En el ámbito cristiano, hay tres cosas que se derivan de su concepto sobre la libertad humana: la primera se refiere a que la libertad humana es una libertad caída y como tal necesita de la gracia sanante; la libertad humana por sí sola cae necesariamente en la esclavitud. La segunda, se refiere a la posibilidad de que la libertad caída en la esclavitud pueda hacerse nuevamente libre; pero debe aceptar el ofrecimiento históricamente libre de Dios, pues solamente Él, mediante su misteriosa elección gratuita, da fuerzas a la libertad para que sea capaz de realizarse verdaderamente. La tercera, se refiere a esta libertad así

sanada y restaurada por Cristo, y tiene que ver ahora con el auténtico concepto de libertad que en la historia de la teología ha formulado Pablo: la libertad como “libertad de los hijos

de Dios”. La auténtica negación de la libertad es para Pablo el pecado: la caída en el

“mundo”. Desde esta perspectiva cristiana es posible relacionar las tres categorías en un ambiente esperanzador, desde la sanación o redención gracias a la vida redentora de Cristo. Todos estos conceptos de libertad hasta el Renacimiento son modalidades o síntesis del concepto de libertad judeo-cristiano y de la antigua Grecia. En la antigüedad posterior, la libertad estoica equivale a libertad del mundo, que se repliega en el núcleo espiritual más íntimo del hombre. En la Edad Media, Santo Tomás intenta una síntesis de todos los conceptos de libertad y esboza mediante el esquema de los diversos movimientos los grados y ámbitos del ente como ámbitos y grados de una libertad cada vez mayor y distinta. El hombre es el único ser mundano que, por el movimiento de una libre salida espontánea, llega al movimiento del retorno hacia dentro. Las diferencias entre un intelectualismo metafísico-teológico, por una parte, y el voluntarismo y nominalismo metafísico-teológico, por otra, han contribuido decisivamente en la postura adoptada en torno a la posibilidad de conocer un derecho natural, que procediendo de la naturaleza de la libertad, es a su vez norma para ésta. La concepción luterana de la libertad, parte de la libertad religiosa del cristiano, que no concibe una auténtica libertad, fuera del ámbito de la relación con Dios restablecida por Cristo.

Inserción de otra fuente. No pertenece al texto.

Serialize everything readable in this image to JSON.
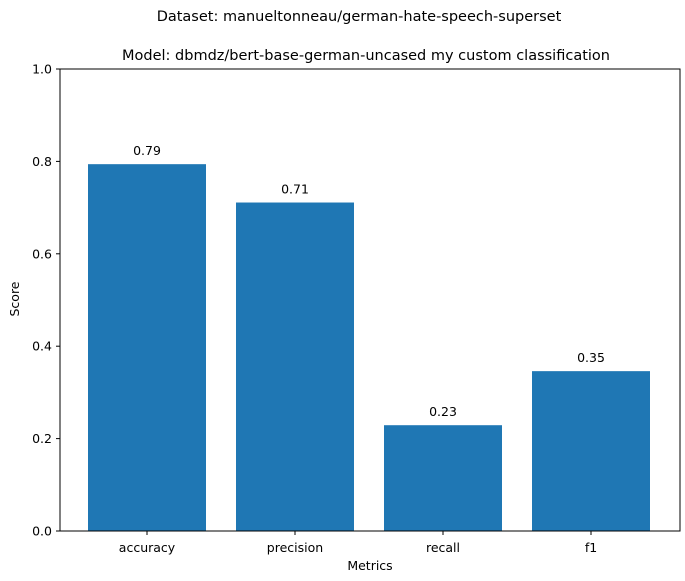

Por otra parte, existen maneras secularizadas de entender la libertad. Las concepciones de la libertad posteriores al Renacimiento, ni son cristianas ni pueden ser paganas después de milenio y medio de cristianismo. Intervienen aquí importantes personajes, como Descartes, que lleva la interpretación cristiana de la libertad hasta las bases de la teoría del conocimiento; la filosofía inglesa, que toma como punto de partida solamente la libertad negativa y, en parte, la lucha de todos contra todos en el egoísmo sin límites de la autoafirmación; para Kant, la voluntad es voluntad que busca la voluntad, la libertad es libertad que busca la libertad y su manifestación tiene lugar sólo como moralidad en la

superación de toda heteronomía112; Fichte experimenta la distinción entre hecho y acción, ve en la acción como libertad que se realiza a sí misma; para Hegel, la historia universal equivale a la historia de la libertad que llega a sí misma, equivale al tránsito desde la subordinación a la naturaleza y al mundo hacia el saber absoluto como identidad de saber a cerca de sí mismo y saber a cerca del mundo, de posición de sí mismo y posesión de una realidad extraña; para Marx, la autorrealización del hombre sólo se consigue realmente en el dominio común de la naturaleza mediante la labor colectiva organizada por la división del trabajo. Todo el recorrido anterior abona el terreno para la comprensión de la libertad como categoría especial teológica.